Der Sport in der „Öko-Falle“

© Petra Wessman

(causasportnews / red. / 22. Januar 2029) Dass der Sport von dem seit rund einem Jahr tobenden Öko-Sturm erfasst würde, war vorauszusehen. Er gehört weltweit nicht gerade zu den Segmenten, die keine ökologisch relevanten Negativ-Spuren hinterlassen: Der Sport und seine Exponenten touren um die Welt und gelten als markant umweltbelastend (vgl. dazu auch etwa Urs Scherrer, Schaffen wir den organisierten Sport ab!, in: Causa Sport 4/2019, 465 ff.). Nun stehen diesbezüglich eine Sport-Grossveranstaltung und ein Tennis-Star im Mittelpunkt des Interesses und der Kritik. Bereits im Vorfeld und danach während der Qualifikations-Wettkämpfe des „Australian Open“ in Melbourne geriet einer der bedeutendsten Tennis-Events in die Schlagzeilen. „Schuld“ an diesem Umstand waren die seit Wochen anhaltenden Buschbrände in Australien mit katastrophalen Ausmassen. Diese ökologische Apokalypse wird auf die Klimaerwärmung zurückgeführt, jedoch nur verhalten wurde verlangt, diesen Anlass im Katastrophengebiet abzusagen. Unter den im Land herrschenden Zuständen litten und leiden auch die besten Tennisspielerinnen und Tennisspieler der Welt am Turnier in Melbourne. Aber nichts da – die Veranstaltung wird „durchgeboxt“. Vor allem natürlich aus kommerziellen Gründen. Veranstalter und Spieler(innen) fragten sich deshalb nur, wie Schäden von den Akteurinnen und Akteuren abgewendet werden könnten. Ein Verzicht auf die Veranstaltung kam für die Involvierten nie in Frage – das Klima schützen sollen die andern; lediglich die Protagonisten sollen keine Schäden erleiden. Das wird auch am derzeit stattfindenden „WEF“ in Davos klar, zu dem Politiker und Wirtschaftsführer aus der ganzen Welt ins beschauliche Landwassertal gekarrt und geflogen wurden und werden und an dem von Politikern und Klimaaktivisten darüber diskutiert wird, wieviele Bäumchen zur Rettung des Planeten gepflanzt werden sollen; man war sich aber einig, dass die Welt, falls sie dann noch existiert, in 30 Jahren „klimaneutral“ sein solle. Ein realer Beitrag zur Umweltentlastung wäre ein Verzicht auf die geschwätzige, unnütze Veranstaltung in Davos gewesen. Davon sprach jedoch niemand; Verzicht ist nicht das „Ding“ auch von Politikern und Wirtschaftsführern. Verzichten sollen die andern.

Obwohl er der Klimadiskussion z.B. als Vielflieger und globalen Reisenden ausweichen wollte, hat es den weltbesten Tennisspieler nun doch erwischt; und zwar im Zusammenhang mit seinem Sponsor „Credit Suisse“ („CS“).
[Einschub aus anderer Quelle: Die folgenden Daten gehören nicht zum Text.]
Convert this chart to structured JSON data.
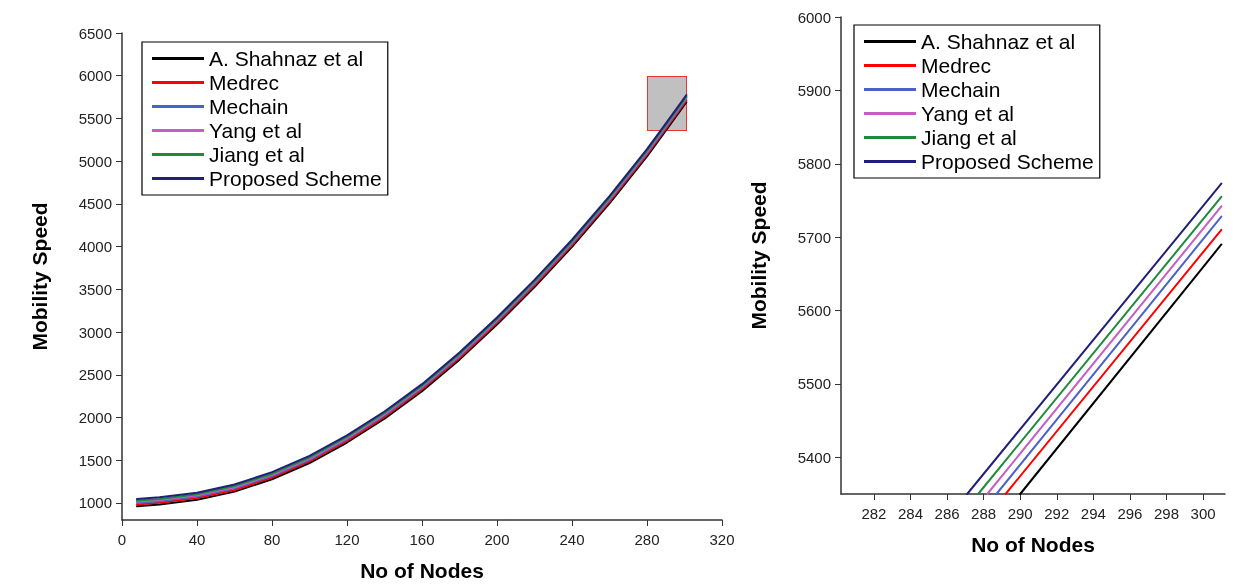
{
  "chart_data": [
    {
      "type": "line",
      "xlabel": "No of Nodes",
      "ylabel": "Mobility Speed",
      "x": [
        8,
        20,
        40,
        60,
        80,
        100,
        120,
        140,
        160,
        180,
        200,
        220,
        240,
        260,
        280,
        290,
        301
      ],
      "xlim": [
        0,
        320
      ],
      "xticks": [
        0,
        40,
        80,
        120,
        160,
        200,
        240,
        280,
        320
      ],
      "ylim": [
        800,
        6500
      ],
      "yticks": [
        1000,
        1500,
        2000,
        2500,
        3000,
        3500,
        4000,
        4500,
        5000,
        5500,
        6000,
        6500
      ],
      "legend": "top left",
      "marker": "none",
      "line_style": "solid",
      "grid": false,
      "series": [
        {
          "name": "A. Shahnaz et al",
          "color": "#000000",
          "values": [
            962,
            982,
            1037,
            1132,
            1277,
            1467,
            1707,
            1987,
            2307,
            2677,
            3087,
            3527,
            3997,
            4507,
            5057,
            5357,
            5690
          ]
        },
        {
          "name": "Medrec",
          "color": "#ff0000",
          "values": [
            982,
            1002,
            1057,
            1152,
            1297,
            1487,
            1727,
            2007,
            2327,
            2697,
            3107,
            3547,
            4017,
            4527,
            5077,
            5377,
            5710
          ]
        },
        {
          "name": "Mechain",
          "color": "#4a63c4",
          "values": [
            1000,
            1020,
            1075,
            1170,
            1315,
            1505,
            1745,
            2025,
            2345,
            2715,
            3125,
            3565,
            4035,
            4545,
            5095,
            5395,
            5728
          ]
        },
        {
          "name": "Yang et al",
          "color": "#c45ec4",
          "values": [
            1014,
            1034,
            1089,
            1184,
            1329,
            1519,
            1759,
            2039,
            2359,
            2729,
            3139,
            3579,
            4049,
            4559,
            5109,
            5409,
            5742
          ]
        },
        {
          "name": "Jiang et al",
          "color": "#1e8a3a",
          "values": [
            1027,
            1047,
            1102,
            1197,
            1342,
            1532,
            1772,
            2052,
            2372,
            2742,
            3152,
            3592,
            4062,
            4572,
            5122,
            5422,
            5755
          ]
        },
        {
          "name": "Proposed Scheme",
          "color": "#20207a",
          "values": [
            1045,
            1065,
            1120,
            1215,
            1360,
            1550,
            1790,
            2070,
            2390,
            2760,
            3170,
            3610,
            4080,
            4590,
            5140,
            5440,
            5773
          ]
        }
      ]
    },
    {
      "type": "line",
      "xlabel": "No of Nodes",
      "ylabel": "Mobility Speed",
      "xlim": [
        280.2,
        301.2
      ],
      "xticks": [
        282,
        284,
        286,
        288,
        290,
        292,
        294,
        296,
        298,
        300
      ],
      "ylim": [
        5350,
        6000
      ],
      "yticks": [
        5400,
        5500,
        5600,
        5700,
        5800,
        5900,
        6000
      ],
      "legend": "top left",
      "marker": "none",
      "line_style": "solid",
      "grid": false,
      "series": [
        {
          "name": "A. Shahnaz et al",
          "color": "#000000",
          "x": [
            290.0,
            301
          ],
          "values": [
            5350,
            5690
          ]
        },
        {
          "name": "Medrec",
          "color": "#ff0000",
          "x": [
            289.2,
            301
          ],
          "values": [
            5350,
            5710
          ]
        },
        {
          "name": "Mechain",
          "color": "#4a63c4",
          "x": [
            288.7,
            301
          ],
          "values": [
            5350,
            5728
          ]
        },
        {
          "name": "Yang et al",
          "color": "#c45ec4",
          "x": [
            288.2,
            301
          ],
          "values": [
            5350,
            5742
          ]
        },
        {
          "name": "Jiang et al",
          "color": "#1e8a3a",
          "x": [
            287.7,
            301
          ],
          "values": [
            5350,
            5755
          ]
        },
        {
          "name": "Proposed Scheme",
          "color": "#20207a",
          "x": [
            287.1,
            301
          ],
          "values": [
            5350,
            5773
          ]
        }
      ]
    }
  ]
}
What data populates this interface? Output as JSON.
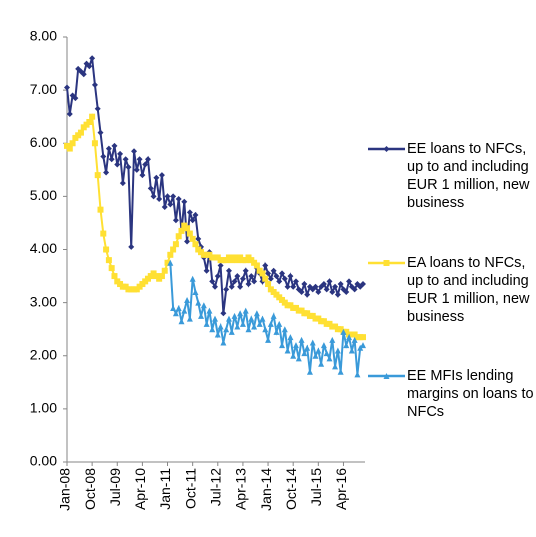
{
  "chart_data": {
    "type": "line",
    "categories": [
      "Jan-08",
      null,
      null,
      null,
      null,
      null,
      null,
      null,
      null,
      "Oct-08",
      null,
      null,
      null,
      null,
      null,
      null,
      null,
      null,
      "Jul-09",
      null,
      null,
      null,
      null,
      null,
      null,
      null,
      null,
      "Apr-10",
      null,
      null,
      null,
      null,
      null,
      null,
      null,
      null,
      "Jan-11",
      null,
      null,
      null,
      null,
      null,
      null,
      null,
      null,
      "Oct-11",
      null,
      null,
      null,
      null,
      null,
      null,
      null,
      null,
      "Jul-12",
      null,
      null,
      null,
      null,
      null,
      null,
      null,
      null,
      "Apr-13",
      null,
      null,
      null,
      null,
      null,
      null,
      null,
      null,
      "Jan-14",
      null,
      null,
      null,
      null,
      null,
      null,
      null,
      null,
      "Oct-14",
      null,
      null,
      null,
      null,
      null,
      null,
      null,
      null,
      "Jul-15",
      null,
      null,
      null,
      null,
      null,
      null,
      null,
      null,
      "Apr-16",
      null,
      null,
      null,
      null,
      null,
      null,
      null
    ],
    "series": [
      {
        "name": "EE loans to NFCs, up to and including EUR 1 million, new business",
        "color": "#2b3580",
        "marker": "diamond",
        "values": [
          7.05,
          6.55,
          6.9,
          6.85,
          7.4,
          7.35,
          7.3,
          7.5,
          7.45,
          7.6,
          7.1,
          6.65,
          6.2,
          5.75,
          5.45,
          5.9,
          5.7,
          5.95,
          5.6,
          5.8,
          5.25,
          5.7,
          5.55,
          4.05,
          5.85,
          5.5,
          5.7,
          5.4,
          5.6,
          5.7,
          5.15,
          5.0,
          5.35,
          4.95,
          5.4,
          4.8,
          5.0,
          4.85,
          5.0,
          4.55,
          4.95,
          4.35,
          4.9,
          4.15,
          4.7,
          4.55,
          4.65,
          4.2,
          4.05,
          3.85,
          3.6,
          3.95,
          3.4,
          3.3,
          3.5,
          3.7,
          2.8,
          3.25,
          3.6,
          3.3,
          3.4,
          3.5,
          3.3,
          3.45,
          3.6,
          3.35,
          3.5,
          3.4,
          3.65,
          3.55,
          3.4,
          3.7,
          3.55,
          3.45,
          3.6,
          3.5,
          3.4,
          3.55,
          3.45,
          3.3,
          3.5,
          3.3,
          3.4,
          3.25,
          3.2,
          3.35,
          3.15,
          3.3,
          3.25,
          3.3,
          3.2,
          3.3,
          3.35,
          3.25,
          3.4,
          3.2,
          3.3,
          3.15,
          3.35,
          3.25,
          3.2,
          3.4,
          3.3,
          3.25,
          3.35,
          3.3,
          3.35
        ]
      },
      {
        "name": "EA loans to NFCs, up to and including EUR 1 million, new business",
        "color": "#ffe033",
        "marker": "square",
        "values": [
          5.95,
          5.9,
          6.0,
          6.1,
          6.15,
          6.2,
          6.3,
          6.35,
          6.4,
          6.5,
          6.0,
          5.4,
          4.75,
          4.3,
          4.0,
          3.8,
          3.65,
          3.5,
          3.4,
          3.35,
          3.3,
          3.3,
          3.25,
          3.25,
          3.25,
          3.25,
          3.3,
          3.35,
          3.4,
          3.45,
          3.5,
          3.55,
          3.5,
          3.45,
          3.5,
          3.6,
          3.75,
          3.9,
          4.0,
          4.1,
          4.25,
          4.35,
          4.45,
          4.4,
          4.3,
          4.2,
          4.1,
          4.0,
          3.95,
          3.9,
          3.9,
          3.9,
          3.85,
          3.85,
          3.85,
          3.8,
          3.8,
          3.8,
          3.85,
          3.8,
          3.85,
          3.8,
          3.85,
          3.8,
          3.8,
          3.85,
          3.8,
          3.75,
          3.7,
          3.6,
          3.55,
          3.45,
          3.35,
          3.25,
          3.2,
          3.15,
          3.1,
          3.05,
          3.0,
          2.95,
          2.95,
          2.9,
          2.9,
          2.85,
          2.85,
          2.8,
          2.8,
          2.75,
          2.75,
          2.7,
          2.7,
          2.65,
          2.65,
          2.6,
          2.6,
          2.55,
          2.55,
          2.5,
          2.5,
          2.45,
          2.45,
          2.4,
          2.4,
          2.4,
          2.35,
          2.35,
          2.35
        ]
      },
      {
        "name": "EE MFIs lending margins on loans to NFCs",
        "color": "#3a9ad9",
        "marker": "triangle",
        "values": [
          null,
          null,
          null,
          null,
          null,
          null,
          null,
          null,
          null,
          null,
          null,
          null,
          null,
          null,
          null,
          null,
          null,
          null,
          null,
          null,
          null,
          null,
          null,
          null,
          null,
          null,
          null,
          null,
          null,
          null,
          null,
          null,
          null,
          null,
          null,
          null,
          null,
          3.75,
          2.9,
          2.8,
          2.9,
          2.65,
          2.85,
          3.05,
          2.7,
          3.45,
          3.2,
          3.0,
          2.75,
          2.95,
          2.6,
          2.85,
          2.5,
          2.7,
          2.4,
          2.55,
          2.25,
          2.5,
          2.7,
          2.45,
          2.75,
          2.55,
          2.8,
          2.6,
          2.85,
          2.5,
          2.7,
          2.55,
          2.8,
          2.6,
          2.7,
          2.5,
          2.3,
          2.6,
          2.75,
          2.45,
          2.6,
          2.2,
          2.5,
          2.1,
          2.35,
          2.0,
          2.2,
          1.95,
          2.3,
          2.05,
          2.15,
          1.7,
          2.25,
          2.0,
          2.1,
          1.85,
          2.2,
          2.05,
          1.95,
          2.3,
          1.8,
          2.1,
          1.7,
          2.45,
          2.2,
          2.35,
          2.1,
          2.3,
          1.65,
          2.15,
          2.2
        ]
      }
    ],
    "ylim": [
      0,
      8
    ],
    "yticks": [
      {
        "value": 0,
        "label": "0.00"
      },
      {
        "value": 1,
        "label": "1.00"
      },
      {
        "value": 2,
        "label": "2.00"
      },
      {
        "value": 3,
        "label": "3.00"
      },
      {
        "value": 4,
        "label": "4.00"
      },
      {
        "value": 5,
        "label": "5.00"
      },
      {
        "value": 6,
        "label": "6.00"
      },
      {
        "value": 7,
        "label": "7.00"
      },
      {
        "value": 8,
        "label": "8.00"
      }
    ],
    "grid": false
  }
}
Umweltaktivisten nehmen Roger Federer diese (für den Spieler lukrative) Partnerschaft übel, weil sich die Bank sich in ökologisch diskutablen Bereichen bewegt. Weil diesbezüglich ein Fass geöffnet wurde, hat sich der Basler Tennis-Held beim Aufkommen der ersten Kritiken sofort mit den Klimaschützern solidarisiert und Verständnis genuschelt. Dass es die Klimaaktivisten mit der Kritik an der „Credit Suisse“ jedoch ernst meinen, zeigte eine Besetzungsaktion einer „CS“-Filiale in Lausanne durch in Tenniskleider auftretenden Aktivisten. Der zuständige Strafrichter in Renens bei Lausanne hat die Besetzer vom Vorwurf deliktischen Handelns – es ging um Hausfriedensbruch – freigesprochen – ein „Notstand“ sei dies gewesen, begründete er sein Urteil und bewies damit, dass sich die Justiz eben auch in unserer aufgeklärten Zeit vor politische Karren spannen lässt. Roger Federer trifft das alles nach seiner Solidaritäts-Bezeugung den Klimaaktivisten gegenüber nicht gross, und selbstverständlich ist von Verzicht auf den Sponsoring-Betrag, den er jährlich erhält, keine Rede.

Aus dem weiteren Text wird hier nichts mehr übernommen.